In a new study published in Proceedings of the National Academy of SciencesLos Alamos National Laboratory researchers have suggested incorporating more of the mathematics of quantum mechanics into the structure of machine learning predictions. Given the specific positions of atoms within a molecule, the machine learning model predicts an effective Hamiltonian matrix that describes the different possible electronic states along with their associated energies.
Compared to traditional quantum chemistry simulations, the machine learning-based approach makes predictions with a greatly reduced computational effort. It enables quantitatively precise predictions of material properties, provides interpretable insights into the nature of chemical bonding between atoms, and can be used to predict other complex phenomena, such as how the system will respond to perturbations such as light-matter interactions. The technique also offers greatly improved accuracy compared to traditional machine learning models and shows achievements in portability, which is the model’s ability to make predictions well beyond the data that formed the basis of its training.
The equations of quantum mechanics provide a roadmap for predicting the properties of chemicals from basic scientific theories.

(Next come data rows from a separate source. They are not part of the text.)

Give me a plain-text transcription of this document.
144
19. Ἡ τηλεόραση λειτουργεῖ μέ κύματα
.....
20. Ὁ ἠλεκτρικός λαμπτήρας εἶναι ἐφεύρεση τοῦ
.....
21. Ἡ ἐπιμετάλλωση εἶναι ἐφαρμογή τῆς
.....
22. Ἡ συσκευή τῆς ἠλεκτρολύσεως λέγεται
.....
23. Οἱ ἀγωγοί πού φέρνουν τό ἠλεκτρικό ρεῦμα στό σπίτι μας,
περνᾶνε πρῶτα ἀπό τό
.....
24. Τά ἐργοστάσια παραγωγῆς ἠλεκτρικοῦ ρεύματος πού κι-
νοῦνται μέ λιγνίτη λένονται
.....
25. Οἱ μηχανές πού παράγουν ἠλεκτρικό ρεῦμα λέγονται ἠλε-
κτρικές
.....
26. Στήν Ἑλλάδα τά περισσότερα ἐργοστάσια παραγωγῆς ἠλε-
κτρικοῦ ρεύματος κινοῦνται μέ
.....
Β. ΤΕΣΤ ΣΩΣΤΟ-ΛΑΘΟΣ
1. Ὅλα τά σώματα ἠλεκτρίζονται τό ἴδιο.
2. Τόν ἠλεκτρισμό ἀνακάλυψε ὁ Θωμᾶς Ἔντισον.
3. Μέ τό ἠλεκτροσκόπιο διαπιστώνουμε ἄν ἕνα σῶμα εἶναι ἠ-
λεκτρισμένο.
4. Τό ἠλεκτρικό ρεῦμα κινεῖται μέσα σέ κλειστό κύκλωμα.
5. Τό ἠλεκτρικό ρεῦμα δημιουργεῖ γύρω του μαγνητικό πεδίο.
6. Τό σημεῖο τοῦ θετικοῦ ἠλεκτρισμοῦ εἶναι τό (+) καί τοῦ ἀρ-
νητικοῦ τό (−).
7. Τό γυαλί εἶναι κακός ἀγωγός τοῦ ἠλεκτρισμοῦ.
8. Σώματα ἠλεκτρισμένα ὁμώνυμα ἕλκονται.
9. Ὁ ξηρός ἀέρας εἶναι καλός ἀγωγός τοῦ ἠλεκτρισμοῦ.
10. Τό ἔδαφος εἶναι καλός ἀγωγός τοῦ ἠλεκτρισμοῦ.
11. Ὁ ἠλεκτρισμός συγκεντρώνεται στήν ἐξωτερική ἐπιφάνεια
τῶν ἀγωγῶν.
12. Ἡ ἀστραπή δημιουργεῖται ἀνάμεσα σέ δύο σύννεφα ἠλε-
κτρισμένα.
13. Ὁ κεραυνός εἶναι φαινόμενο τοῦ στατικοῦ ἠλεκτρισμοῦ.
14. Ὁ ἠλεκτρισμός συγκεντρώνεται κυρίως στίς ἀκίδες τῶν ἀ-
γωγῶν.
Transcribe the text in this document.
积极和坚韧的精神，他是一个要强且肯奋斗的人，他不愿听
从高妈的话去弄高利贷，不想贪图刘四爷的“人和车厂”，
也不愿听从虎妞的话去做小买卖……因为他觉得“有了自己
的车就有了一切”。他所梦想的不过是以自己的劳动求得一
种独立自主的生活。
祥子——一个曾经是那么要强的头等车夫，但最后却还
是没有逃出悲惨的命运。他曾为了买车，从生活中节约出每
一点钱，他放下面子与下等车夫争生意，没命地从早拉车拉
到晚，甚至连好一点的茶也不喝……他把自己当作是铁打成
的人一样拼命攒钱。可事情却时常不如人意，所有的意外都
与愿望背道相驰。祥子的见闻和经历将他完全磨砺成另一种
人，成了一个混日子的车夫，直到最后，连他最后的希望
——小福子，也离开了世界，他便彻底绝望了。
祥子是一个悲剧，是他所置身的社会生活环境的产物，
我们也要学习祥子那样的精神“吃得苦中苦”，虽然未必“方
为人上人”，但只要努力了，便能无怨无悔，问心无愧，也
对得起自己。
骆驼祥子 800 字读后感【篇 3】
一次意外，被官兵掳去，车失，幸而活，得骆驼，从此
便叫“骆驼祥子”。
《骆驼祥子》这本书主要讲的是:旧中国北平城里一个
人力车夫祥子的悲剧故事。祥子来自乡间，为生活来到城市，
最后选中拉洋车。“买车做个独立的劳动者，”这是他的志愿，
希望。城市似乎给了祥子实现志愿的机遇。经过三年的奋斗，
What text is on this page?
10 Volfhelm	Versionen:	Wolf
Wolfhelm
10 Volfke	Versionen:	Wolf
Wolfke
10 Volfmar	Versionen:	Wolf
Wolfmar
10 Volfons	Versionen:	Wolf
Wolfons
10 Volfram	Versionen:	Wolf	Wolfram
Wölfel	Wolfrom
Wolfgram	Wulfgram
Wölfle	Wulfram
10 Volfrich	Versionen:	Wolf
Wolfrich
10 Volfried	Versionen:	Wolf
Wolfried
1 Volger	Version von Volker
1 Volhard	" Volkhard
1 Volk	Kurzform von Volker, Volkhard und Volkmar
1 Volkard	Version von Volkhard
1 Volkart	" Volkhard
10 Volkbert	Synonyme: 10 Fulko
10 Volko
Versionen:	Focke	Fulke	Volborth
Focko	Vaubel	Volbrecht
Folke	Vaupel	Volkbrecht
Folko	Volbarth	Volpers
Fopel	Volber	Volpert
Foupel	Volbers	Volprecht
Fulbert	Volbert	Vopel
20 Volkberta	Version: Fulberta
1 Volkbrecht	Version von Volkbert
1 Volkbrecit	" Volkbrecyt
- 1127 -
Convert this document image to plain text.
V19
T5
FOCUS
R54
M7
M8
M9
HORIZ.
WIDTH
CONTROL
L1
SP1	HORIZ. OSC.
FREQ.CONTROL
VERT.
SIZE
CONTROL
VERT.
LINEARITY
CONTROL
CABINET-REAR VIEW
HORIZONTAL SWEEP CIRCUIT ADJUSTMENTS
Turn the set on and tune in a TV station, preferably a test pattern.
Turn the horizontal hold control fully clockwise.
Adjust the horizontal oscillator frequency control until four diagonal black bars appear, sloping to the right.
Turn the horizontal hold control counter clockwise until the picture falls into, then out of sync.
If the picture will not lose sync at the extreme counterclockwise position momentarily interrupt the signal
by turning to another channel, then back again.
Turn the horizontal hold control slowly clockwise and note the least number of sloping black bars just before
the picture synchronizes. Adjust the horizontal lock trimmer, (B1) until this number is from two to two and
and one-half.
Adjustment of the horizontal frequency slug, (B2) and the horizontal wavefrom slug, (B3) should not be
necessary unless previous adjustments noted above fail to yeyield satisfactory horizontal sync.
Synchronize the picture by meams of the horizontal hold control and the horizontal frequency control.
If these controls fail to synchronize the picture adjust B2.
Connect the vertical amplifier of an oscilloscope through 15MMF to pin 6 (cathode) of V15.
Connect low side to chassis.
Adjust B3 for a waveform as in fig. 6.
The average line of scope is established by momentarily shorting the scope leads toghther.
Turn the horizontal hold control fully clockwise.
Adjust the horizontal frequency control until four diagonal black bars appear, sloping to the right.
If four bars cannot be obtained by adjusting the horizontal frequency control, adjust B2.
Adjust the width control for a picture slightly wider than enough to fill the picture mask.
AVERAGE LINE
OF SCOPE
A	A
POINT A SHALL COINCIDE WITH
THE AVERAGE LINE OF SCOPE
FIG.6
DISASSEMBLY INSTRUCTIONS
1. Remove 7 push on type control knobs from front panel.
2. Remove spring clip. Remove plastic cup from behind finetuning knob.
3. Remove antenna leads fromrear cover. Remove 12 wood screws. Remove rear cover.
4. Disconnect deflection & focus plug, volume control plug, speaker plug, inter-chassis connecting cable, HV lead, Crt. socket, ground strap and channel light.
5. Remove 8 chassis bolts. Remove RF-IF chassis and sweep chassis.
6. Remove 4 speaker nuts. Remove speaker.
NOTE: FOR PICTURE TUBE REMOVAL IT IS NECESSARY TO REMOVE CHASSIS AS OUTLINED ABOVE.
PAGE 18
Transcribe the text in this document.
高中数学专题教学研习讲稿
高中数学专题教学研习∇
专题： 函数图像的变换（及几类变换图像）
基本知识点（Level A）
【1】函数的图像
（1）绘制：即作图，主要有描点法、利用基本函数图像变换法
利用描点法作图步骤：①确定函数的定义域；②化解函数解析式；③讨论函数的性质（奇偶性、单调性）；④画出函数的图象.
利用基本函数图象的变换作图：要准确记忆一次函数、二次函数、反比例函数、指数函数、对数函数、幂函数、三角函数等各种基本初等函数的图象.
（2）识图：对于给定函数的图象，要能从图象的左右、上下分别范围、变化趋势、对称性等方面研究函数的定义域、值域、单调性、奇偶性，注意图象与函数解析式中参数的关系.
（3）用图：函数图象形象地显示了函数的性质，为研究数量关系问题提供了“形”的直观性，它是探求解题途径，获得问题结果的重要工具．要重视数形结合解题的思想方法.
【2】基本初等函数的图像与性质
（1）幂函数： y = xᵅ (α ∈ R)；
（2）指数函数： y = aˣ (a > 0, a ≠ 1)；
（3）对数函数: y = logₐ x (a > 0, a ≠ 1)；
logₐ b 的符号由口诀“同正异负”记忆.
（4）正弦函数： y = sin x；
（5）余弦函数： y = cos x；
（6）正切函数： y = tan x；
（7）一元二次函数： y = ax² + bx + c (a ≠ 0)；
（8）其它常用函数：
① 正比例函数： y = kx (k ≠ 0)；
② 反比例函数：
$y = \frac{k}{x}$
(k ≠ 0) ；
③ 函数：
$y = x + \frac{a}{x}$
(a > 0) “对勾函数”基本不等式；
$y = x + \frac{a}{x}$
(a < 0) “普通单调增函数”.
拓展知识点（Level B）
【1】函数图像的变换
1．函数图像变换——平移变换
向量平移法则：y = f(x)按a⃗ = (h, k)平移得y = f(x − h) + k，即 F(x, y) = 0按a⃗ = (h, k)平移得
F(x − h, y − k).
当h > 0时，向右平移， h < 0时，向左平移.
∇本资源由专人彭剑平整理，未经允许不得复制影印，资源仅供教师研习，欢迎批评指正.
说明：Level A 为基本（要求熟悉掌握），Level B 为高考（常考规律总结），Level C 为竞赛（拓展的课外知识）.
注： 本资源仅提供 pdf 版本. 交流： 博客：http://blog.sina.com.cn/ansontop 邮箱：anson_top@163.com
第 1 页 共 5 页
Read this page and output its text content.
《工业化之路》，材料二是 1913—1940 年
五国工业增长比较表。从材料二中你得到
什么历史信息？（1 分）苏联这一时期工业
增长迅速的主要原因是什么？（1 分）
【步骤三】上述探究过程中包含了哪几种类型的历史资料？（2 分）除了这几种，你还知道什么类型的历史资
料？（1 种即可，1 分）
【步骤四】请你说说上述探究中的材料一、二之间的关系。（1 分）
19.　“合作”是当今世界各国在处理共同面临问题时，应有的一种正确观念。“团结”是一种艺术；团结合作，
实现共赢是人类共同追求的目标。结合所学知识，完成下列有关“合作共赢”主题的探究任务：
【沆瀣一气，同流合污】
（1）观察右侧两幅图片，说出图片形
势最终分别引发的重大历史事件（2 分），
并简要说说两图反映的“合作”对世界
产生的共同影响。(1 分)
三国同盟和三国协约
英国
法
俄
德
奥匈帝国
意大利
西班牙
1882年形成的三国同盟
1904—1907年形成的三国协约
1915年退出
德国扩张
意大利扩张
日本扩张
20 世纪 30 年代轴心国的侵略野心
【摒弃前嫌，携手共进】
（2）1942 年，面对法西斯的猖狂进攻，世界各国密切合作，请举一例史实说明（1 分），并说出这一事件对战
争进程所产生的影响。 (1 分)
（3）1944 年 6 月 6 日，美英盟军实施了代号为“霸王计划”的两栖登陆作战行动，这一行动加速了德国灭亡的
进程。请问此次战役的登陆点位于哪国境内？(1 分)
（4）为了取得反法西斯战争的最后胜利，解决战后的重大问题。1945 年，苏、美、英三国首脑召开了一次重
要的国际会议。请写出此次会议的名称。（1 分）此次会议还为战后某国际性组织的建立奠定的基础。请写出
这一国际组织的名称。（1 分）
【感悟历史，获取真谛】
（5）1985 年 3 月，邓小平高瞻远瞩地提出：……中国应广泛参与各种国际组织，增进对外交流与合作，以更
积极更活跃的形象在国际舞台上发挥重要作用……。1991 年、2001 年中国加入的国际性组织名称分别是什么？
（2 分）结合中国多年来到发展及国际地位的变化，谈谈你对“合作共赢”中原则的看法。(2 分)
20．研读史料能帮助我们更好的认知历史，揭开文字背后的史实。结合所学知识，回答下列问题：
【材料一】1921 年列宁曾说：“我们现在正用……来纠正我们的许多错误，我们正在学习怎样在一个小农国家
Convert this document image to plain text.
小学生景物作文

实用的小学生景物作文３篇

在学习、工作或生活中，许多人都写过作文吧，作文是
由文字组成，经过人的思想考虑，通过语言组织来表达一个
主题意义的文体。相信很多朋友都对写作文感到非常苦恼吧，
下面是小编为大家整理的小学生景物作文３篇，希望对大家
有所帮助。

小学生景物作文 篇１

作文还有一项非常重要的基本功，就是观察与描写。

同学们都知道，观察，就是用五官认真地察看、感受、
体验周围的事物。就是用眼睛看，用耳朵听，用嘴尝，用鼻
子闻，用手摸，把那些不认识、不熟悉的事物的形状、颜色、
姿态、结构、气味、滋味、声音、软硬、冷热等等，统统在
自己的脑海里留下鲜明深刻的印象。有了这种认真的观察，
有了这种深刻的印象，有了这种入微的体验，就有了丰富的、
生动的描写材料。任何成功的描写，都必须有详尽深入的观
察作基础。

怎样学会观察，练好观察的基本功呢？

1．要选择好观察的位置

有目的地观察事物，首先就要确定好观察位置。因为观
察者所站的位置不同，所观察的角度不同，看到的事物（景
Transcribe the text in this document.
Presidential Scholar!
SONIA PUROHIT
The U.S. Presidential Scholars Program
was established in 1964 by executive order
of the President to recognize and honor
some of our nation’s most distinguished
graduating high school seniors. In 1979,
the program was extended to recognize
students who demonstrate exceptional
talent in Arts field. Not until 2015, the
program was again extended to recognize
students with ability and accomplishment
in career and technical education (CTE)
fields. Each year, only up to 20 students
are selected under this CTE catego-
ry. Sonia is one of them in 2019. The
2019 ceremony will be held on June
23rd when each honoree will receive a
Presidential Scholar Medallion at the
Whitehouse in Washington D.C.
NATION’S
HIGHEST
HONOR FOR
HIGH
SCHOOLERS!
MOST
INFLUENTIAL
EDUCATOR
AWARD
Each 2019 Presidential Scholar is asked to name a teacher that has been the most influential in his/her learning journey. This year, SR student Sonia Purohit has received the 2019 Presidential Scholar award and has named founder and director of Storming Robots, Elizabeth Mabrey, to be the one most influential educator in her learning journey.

However, these equations can quickly become prohibitively expensive in terms of computer time and power when used to predict behavior in large systems. Machine learning offers a promising approach to speed up such large-scale simulations. Using machine learning to predict chemical properties holds the potential for major technological advances, with applications ranging from clean energy to faster pharmaceutical drug design. This is a very active area of research, but most of the existing approaches use simple and heuristic approaches to the design of the machine learning models.
In their study, the researchers showed that machine learning models can mimic the basic structure of the fundamental laws of nature. It can be very difficult to directly simulate these laws. The machine learning approach enables predictions that are easy to compute and accurate in a variety of chemical systems.
The improved machine learning model can quickly and accurately predict a variety of properties of molecules. These approaches perform very well on key computational chemistry benchmarks and show how deep learning methods can be further improved by incorporating more data from experiments. The model can also be successful at challenging tasks such as predicting excited-state dynamics – how systems behave at elevated energy levels. This tool is a breakthrough capability for quantum chemistry. It will allow researchers to better understand the reactivity and excited states of new molecules.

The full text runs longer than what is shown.